YOLO (You Only Look Once) is a method / way to do object detection. It is the algorithm/strategy behind how the code is going to detect objects in the image.
The official implementation of this idea is available through DarkNet(neural net implementation from the ground up in 'C' from the author). It is available on github for people to use.
Earlier detection frameworks, looked at different parts of the image multiple times at different scales and repurposed image classification technique to detect objects. This approach is slow and inefficient.
YOLO takes entirely different approach. It looks at the entire image only once and goes through the network once and detects objects. Hence the name. It is very fast. That’s the reason it has got so popular.
Lets see how YOLO detects the objects in a given image.
First, it divides the image into a 13×13 grid of cells. The size of these 169 cells vary depending on the size of the input. For a 416×416 input size that we used in our experiments, the cell size was 32×32. Each cell is then responsible for predicting a number of boxes in the image.
For each bounding box, the network also predicts the confidence that the bounding box actually encloses an object, and the probability of the enclosed object being a particular class.

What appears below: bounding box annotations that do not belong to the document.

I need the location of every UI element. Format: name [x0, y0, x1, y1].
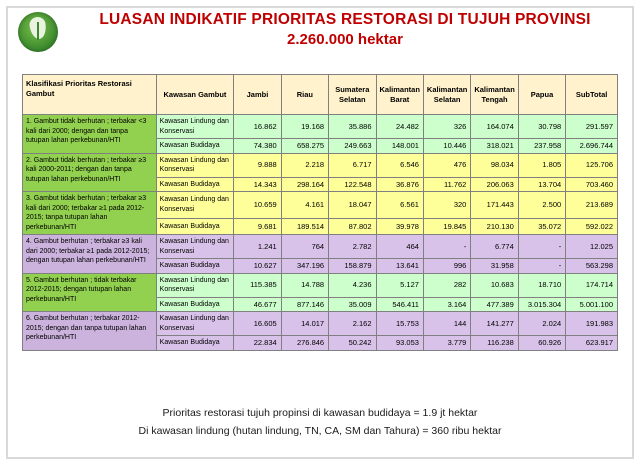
row-value-cell: 11.762 [423, 177, 470, 192]
row-value-cell: 658.275 [281, 139, 328, 154]
page-subtitle: 2.260.000 hektar [287, 31, 403, 48]
row-kawasan-cell: Kawasan Budidaya [156, 218, 234, 234]
row-value-cell: 2.162 [329, 312, 376, 336]
row-value-cell: 2.500 [518, 192, 565, 219]
title-block [60, 8, 630, 49]
row-value-cell: 16.605 [234, 312, 281, 336]
row-value-cell: 14.343 [234, 177, 281, 192]
row-value-cell: 14.788 [281, 273, 328, 297]
row-classification-cell: 4. Gambut berhutan ; terbakar ≥3 kali dari 2000; terbakar ≥1 pada 2012-2015; dengan tutupan lahan perkebunan/HTI [23, 235, 157, 274]
row-value-cell: 206.063 [471, 177, 518, 192]
row-value-cell: 4.236 [329, 273, 376, 297]
slide-header [10, 8, 630, 64]
row-kawasan-cell: Kawasan Lindung dan Konservasi [156, 153, 234, 177]
col-header-jambi: Jambi [234, 75, 281, 115]
row-value-cell: 13.704 [518, 177, 565, 192]
row-value-cell: 6.717 [329, 153, 376, 177]
row-value-cell: 6.774 [471, 235, 518, 259]
row-value-cell: 189.514 [281, 218, 328, 234]
col-header-klasifikasi: Klasifikasi Prioritas Restorasi Gambut [23, 75, 157, 115]
row-kawasan-cell: Kawasan Lindung dan Konservasi [156, 273, 234, 297]
row-value-cell: 13.641 [376, 259, 423, 274]
col-header-kalimantan-barat: Kalimantan Barat [376, 75, 423, 115]
row-value-cell: 158.879 [329, 259, 376, 274]
row-value-cell: 996 [423, 259, 470, 274]
row-value-cell: 18.710 [518, 273, 565, 297]
row-value-cell: 171.443 [471, 192, 518, 219]
row-value-cell: 282 [423, 273, 470, 297]
row-value-cell: 703.460 [566, 177, 618, 192]
row-value-cell: 320 [423, 192, 470, 219]
row-value-cell: 30.798 [518, 115, 565, 139]
row-kawasan-cell: Kawasan Lindung dan Konservasi [156, 312, 234, 336]
row-kawasan-cell: Kawasan Budidaya [156, 139, 234, 154]
row-value-cell: 10.659 [234, 192, 281, 219]
row-value-cell: 164.074 [471, 115, 518, 139]
col-header-kalimantan-tengah: Kalimantan Tengah [471, 75, 518, 115]
row-value-cell: 10.683 [471, 273, 518, 297]
row-value-cell: 2.696.744 [566, 139, 618, 154]
row-value-cell: - [518, 235, 565, 259]
row-value-cell: 115.385 [234, 273, 281, 297]
row-value-cell: 477.389 [471, 297, 518, 312]
row-value-cell: 144 [423, 312, 470, 336]
row-kawasan-cell: Kawasan Lindung dan Konservasi [156, 115, 234, 139]
col-header-sumatera-selatan: Sumatera Selatan [329, 75, 376, 115]
row-value-cell: 116.238 [471, 336, 518, 351]
row-value-cell: 35.072 [518, 218, 565, 234]
row-value-cell: 4.161 [281, 192, 328, 219]
row-value-cell: 764 [281, 235, 328, 259]
row-value-cell: 31.958 [471, 259, 518, 274]
row-value-cell: 6.561 [376, 192, 423, 219]
table-row [23, 273, 618, 297]
table-row [23, 153, 618, 177]
row-value-cell: 298.164 [281, 177, 328, 192]
row-value-cell: 50.242 [329, 336, 376, 351]
row-value-cell: 1.805 [518, 153, 565, 177]
row-value-cell: 877.146 [281, 297, 328, 312]
row-value-cell: 19.845 [423, 218, 470, 234]
data-table-wrapper [22, 74, 618, 351]
logo-stem [37, 22, 39, 40]
footer-notes [0, 404, 640, 440]
row-value-cell: 3.164 [423, 297, 470, 312]
row-value-cell: 87.802 [329, 218, 376, 234]
row-value-cell: 318.021 [471, 139, 518, 154]
table-header-row [23, 75, 618, 115]
table-row [23, 235, 618, 259]
row-value-cell: 18.047 [329, 192, 376, 219]
row-value-cell: 10.446 [423, 139, 470, 154]
row-value-cell: 563.298 [566, 259, 618, 274]
row-value-cell: 141.277 [471, 312, 518, 336]
row-value-cell: 3.779 [423, 336, 470, 351]
row-value-cell: 291.597 [566, 115, 618, 139]
row-value-cell: 12.025 [566, 235, 618, 259]
row-value-cell: 592.022 [566, 218, 618, 234]
row-value-cell: 623.917 [566, 336, 618, 351]
col-header-subtotal: SubTotal [566, 75, 618, 115]
row-value-cell: 46.677 [234, 297, 281, 312]
row-kawasan-cell: Kawasan Lindung dan Konservasi [156, 192, 234, 219]
row-value-cell: 122.548 [329, 177, 376, 192]
col-header-kalimantan-selatan: Kalimantan Selatan [423, 75, 470, 115]
col-header-kawasan: Kawasan Gambut [156, 75, 234, 115]
row-value-cell: 24.482 [376, 115, 423, 139]
row-value-cell: 35.009 [329, 297, 376, 312]
row-classification-cell: 3. Gambut tidak berhutan ; terbakar ≥3 kali dari 2000; terbakar ≥1 pada 2012-2015; tanpa tutupan lahan perkebunan/HTI [23, 192, 157, 235]
row-value-cell: 5.001.100 [566, 297, 618, 312]
row-value-cell: 148.001 [376, 139, 423, 154]
col-header-riau: Riau [281, 75, 328, 115]
row-value-cell: - [518, 259, 565, 274]
row-value-cell: 546.411 [376, 297, 423, 312]
footer-line-1: Prioritas restorasi tujuh propinsi di kawasan budidaya = 1.9 jt hektar [162, 407, 478, 419]
row-value-cell: 464 [376, 235, 423, 259]
table-header [23, 75, 618, 115]
brg-leaf-logo-icon [16, 10, 60, 58]
row-value-cell: 14.017 [281, 312, 328, 336]
row-value-cell: 1.241 [234, 235, 281, 259]
row-value-cell: 347.196 [281, 259, 328, 274]
row-value-cell: 174.714 [566, 273, 618, 297]
table-row [23, 312, 618, 336]
row-value-cell: 9.681 [234, 218, 281, 234]
row-classification-cell: 1. Gambut tidak berhutan ; terbakar <3 kali dari 2000; dengan dan tanpa tutupan lahan perkebunan/HTI [23, 115, 157, 154]
row-kawasan-cell: Kawasan Budidaya [156, 259, 234, 274]
row-value-cell: 74.380 [234, 139, 281, 154]
row-value-cell: 39.978 [376, 218, 423, 234]
row-value-cell: 2.024 [518, 312, 565, 336]
row-value-cell: 60.926 [518, 336, 565, 351]
row-value-cell: 476 [423, 153, 470, 177]
table-row [23, 115, 618, 139]
row-value-cell: 3.015.304 [518, 297, 565, 312]
row-kawasan-cell: Kawasan Lindung dan Konservasi [156, 235, 234, 259]
row-value-cell: 249.663 [329, 139, 376, 154]
row-value-cell: 16.862 [234, 115, 281, 139]
row-kawasan-cell: Kawasan Budidaya [156, 297, 234, 312]
row-classification-cell: 2. Gambut tidak berhutan ; terbakar ≥3 kali 2000-2011; dengan dan tanpa tutupan lahan perkebunan/HTI [23, 153, 157, 192]
row-classification-cell: 5. Gambut berhutan ; tidak terbakar 2012-2015; dengan tutupan lahan perkebunan/HTI [23, 273, 157, 312]
row-value-cell: 36.876 [376, 177, 423, 192]
row-value-cell: 22.834 [234, 336, 281, 351]
table-body [23, 115, 618, 351]
row-value-cell: 98.034 [471, 153, 518, 177]
row-value-cell: 210.130 [471, 218, 518, 234]
row-kawasan-cell: Kawasan Budidaya [156, 177, 234, 192]
col-header-papua: Papua [518, 75, 565, 115]
row-value-cell: 93.053 [376, 336, 423, 351]
footer-line-2: Di kawasan lindung (hutan lindung, TN, CA, SM dan Tahura) = 360 ribu hektar [138, 425, 502, 437]
row-value-cell: 5.127 [376, 273, 423, 297]
row-value-cell: 10.627 [234, 259, 281, 274]
row-value-cell: 2.782 [329, 235, 376, 259]
row-value-cell: 2.218 [281, 153, 328, 177]
row-value-cell: 213.689 [566, 192, 618, 219]
row-value-cell: 15.753 [376, 312, 423, 336]
row-value-cell: 326 [423, 115, 470, 139]
row-value-cell: 35.886 [329, 115, 376, 139]
table-row [23, 192, 618, 219]
row-value-cell: 237.958 [518, 139, 565, 154]
row-value-cell: 276.846 [281, 336, 328, 351]
row-classification-cell: 6. Gambut berhutan ; terbakar 2012-2015; dengan dan tanpa tutupan lahan perkebunan/HTI [23, 312, 157, 351]
restoration-table [22, 74, 618, 351]
row-value-cell: 191.983 [566, 312, 618, 336]
row-value-cell: 125.706 [566, 153, 618, 177]
row-value-cell: 6.546 [376, 153, 423, 177]
row-kawasan-cell: Kawasan Budidaya [156, 336, 234, 351]
row-value-cell: - [423, 235, 470, 259]
row-value-cell: 19.168 [281, 115, 328, 139]
page-title: LUASAN INDIKATIF PRIORITAS RESTORASI DI TUJUH PROVINSI [99, 11, 591, 28]
row-value-cell: 9.888 [234, 153, 281, 177]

Most of these bounding boxes are eliminated because their confidence is low or because they are enclosing the same object as another bounding box with very high confidence score. This technique is called non-maximum suppression.
The authors of YOLOv3, Joseph Redmon and Ali Farhadi, have made YOLOv3 faster and more accurate than their previous work YOLOv2. YOLOv3 handles multiple scales better. They have also improved the network by making it bigger and taking it towards residual networks by adding shortcut connections.
OpenCV (Open source computer vision) is a library of programming functions mainly aimed at real-time computer vision. Originally developed by Intel, it was later supported by Willow Garage then Itseez (which was later acquired by Intel). The library is cross-platform and free for use under the open-source BSD license.
- Read and Write Images.
- Detection of faces and its features.
- Detection of shapes like Circle,rectangle etc in a image. E.g Detection of coin in images.
- Text recognition in images. e.g Reading Number Plates
- Modifying image quality and colors e.g Instagram, CamScanner.
- Developing Augmented reality apps.
and many more...
- C++
- Android SDK
- Java
- Python
- C (Not recommended)
- Simple to learn,lots of tutorial available.
- Works with almost all the famous languages.
- Free to use.
Here are a few reasons you may want to use OpenCV for YOLO.
- Easy integration with an OpenCV application: If your application already uses OpenCV and you simply want to use YOLOv3, you don’t have to worry about compiling and building the extra Darknet code.
- OpenCV CPU version is 9x faster: OpenCV’s CPU implementation of the DNN module is astonishingly fast. For example, Darknet when used with OpenMP takes about 2 seconds on a CPU for inference on a single image. In contrast, OpenCV’s implementation runs in a mere 0.22 seconds! Check out table below.
- Python support: Darknet is written in C, and it does not officially support Python. In contrast, OpenCV does. There are python ports available for Darknet though.
Create an object detection code that will use yolo framework to detect the objects from the image. Firstly, on running the script, camera of the laptop will capture a picture and save it after which it will perform object detection on it and will show the image with detected object into a rectangle with detected name and save it using the detection date and time along with total number of detections in it.